Les Maitres et Elèves par ordre alphabétique
Alain de SAINT-EXUPERY
Locksmith
Craft National Living Treasures 2008
Le parcours d’Alain de Saint Exupéry n’est pas classique. Issu d’une famille de viticulteurs, il débute des études d’ingénieur en mécanique tout en sachant très tôt que c’est le travail de la main qui l’attire. Il choisit l’ébénisterie. « j’aimais l’idée que l’on est chef d’orchestre dans ce métier. On est au centre de compétences qu’il s’agit de coordonner et cela me passionnait », explique-t’il. Il apprend sur le tas chez des artisans parisiens, encore relativement nombreux dans la capitale à la fin des années soixante. La restauration de meubles anciens le conduit très vite à intervenir sur des serrures dont la clé était perdue ou le mécanisme endommagé. Il se souvient alors de ses études de mécanique qui s’avèrent utiles pour ce travail.
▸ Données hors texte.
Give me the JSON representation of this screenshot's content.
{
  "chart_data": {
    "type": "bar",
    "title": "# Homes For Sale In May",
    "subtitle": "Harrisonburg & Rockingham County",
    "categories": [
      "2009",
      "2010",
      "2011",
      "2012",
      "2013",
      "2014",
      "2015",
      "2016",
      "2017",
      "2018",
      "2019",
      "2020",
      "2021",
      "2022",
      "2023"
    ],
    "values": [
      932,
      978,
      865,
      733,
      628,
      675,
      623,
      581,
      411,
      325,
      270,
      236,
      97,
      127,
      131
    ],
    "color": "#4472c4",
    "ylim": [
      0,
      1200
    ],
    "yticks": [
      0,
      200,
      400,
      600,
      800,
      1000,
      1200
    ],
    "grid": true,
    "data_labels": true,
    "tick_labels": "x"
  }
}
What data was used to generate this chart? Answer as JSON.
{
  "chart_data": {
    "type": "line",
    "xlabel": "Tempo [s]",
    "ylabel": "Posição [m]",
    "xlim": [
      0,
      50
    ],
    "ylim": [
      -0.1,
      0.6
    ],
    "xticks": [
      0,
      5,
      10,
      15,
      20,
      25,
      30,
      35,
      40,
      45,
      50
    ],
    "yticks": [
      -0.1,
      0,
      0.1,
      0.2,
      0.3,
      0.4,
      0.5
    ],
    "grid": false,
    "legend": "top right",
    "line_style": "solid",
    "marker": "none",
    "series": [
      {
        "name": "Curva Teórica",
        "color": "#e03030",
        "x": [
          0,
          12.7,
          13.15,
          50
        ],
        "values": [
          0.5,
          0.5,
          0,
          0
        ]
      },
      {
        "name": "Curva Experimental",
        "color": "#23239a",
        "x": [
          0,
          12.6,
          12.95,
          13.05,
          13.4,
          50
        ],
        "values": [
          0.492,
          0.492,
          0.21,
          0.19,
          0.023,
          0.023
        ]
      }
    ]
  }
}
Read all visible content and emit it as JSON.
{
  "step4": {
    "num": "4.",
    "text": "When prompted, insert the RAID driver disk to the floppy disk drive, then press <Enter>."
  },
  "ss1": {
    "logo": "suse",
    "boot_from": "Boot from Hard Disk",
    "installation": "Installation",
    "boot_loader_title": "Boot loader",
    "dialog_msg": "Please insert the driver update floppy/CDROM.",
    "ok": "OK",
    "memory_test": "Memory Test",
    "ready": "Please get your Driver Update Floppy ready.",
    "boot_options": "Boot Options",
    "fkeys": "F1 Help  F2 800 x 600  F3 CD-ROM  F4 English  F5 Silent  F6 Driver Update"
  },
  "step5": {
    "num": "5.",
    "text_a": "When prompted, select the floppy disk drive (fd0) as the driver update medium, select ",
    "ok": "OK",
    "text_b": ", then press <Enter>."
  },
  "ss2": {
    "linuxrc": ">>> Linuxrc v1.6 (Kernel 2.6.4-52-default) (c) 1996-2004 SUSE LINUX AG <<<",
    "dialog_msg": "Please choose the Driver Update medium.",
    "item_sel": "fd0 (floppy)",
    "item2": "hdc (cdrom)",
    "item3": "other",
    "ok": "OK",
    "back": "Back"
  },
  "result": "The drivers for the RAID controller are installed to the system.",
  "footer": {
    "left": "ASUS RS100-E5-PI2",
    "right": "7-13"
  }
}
Pourtant, lorsqu’il inaugure son propre atelier en 1976, dans la propriété familiale en Dordogne, c’est vers le bois qu’il se tourne. « En marqueterie, on utilise du bois scié de1,4 à 2,2 mm d’épaisseur et j’avais remarqué qu’il devenait difficile de s’approvisionner ». cet artisan ingénieux répare alors une vieille scie du XIXème dîtes « au bois montant » et adjoint à l’atelier cette activité de sciage en placage de bois d’essence nobles tout en poursuivant la restauration des meubles et, nécessairement, des serrures. Aujourd’hui, ce travail est devenu son activité principale. Alain de Saint Exupéry n’a pourtant pas le sentiment de travailler, c’est une passion qui grandit de jour en jour. « Je béni Dieu, déclare-t’il, c’est un cadeau du Ciel de pratiquer ce métier ». même après des décennies, l’émotion est intacte au moment de faire fonctionner « en douceur » une serrure ancienne. Découvrir l’intérieur d’un meuble resté fermé durant un siècle après avoir recréé une clé est un moment toujours aussi intense pour cet homme qui a eut à intervenir sur de véritables chefs-d’oeuvre. Il aime particulièrement les défis : « Il nous arrive d’avoir du mal à comprendre la complexité de certaines serrures, surtout quand celles-ci sont inachevées. Mais elles restent des créations humaines et tout ce que les hommes font, d’autres peuvent les décrypter ».
Sa recherche de l’excellence qui l’a fait être en 1996 coopté pour intégrer l’association des Grands Ateliers de France, n’a d’égale que sa volonté de transmettre ; à son fils, lui aussi doué pour la mécanique (il s’est spécialisé dans l’horlogerie ancienne), mais aussi au public. L’atelier du château du Fraysse ouvre continuellement ses portes aux visiteurs : compagnons en formation, antiquaires, conservateurs de Musée, collectionneurs privés et néophytes curieux à l’occasion, par exemple, des Journées du Patrimoine.
Cet engagement pour la perpétuation du métier et son sens du partage n’ont pas échappé au Jury des Métiers d’Art 2008. Conseillé par ce dernier, la ministre de la Culture, Christine Albanel, lui a attribué le titre de « Maître d’Art », l’équivalent du titre japonais « Trésor National Vivant ». « J’en suis fier, mais ce titre ne changera pas ma vie. En revanche, il donnera de l’élan à tous nos métiers de la main et c’est ce qui est, à mon sens, le plus important », conclut’il.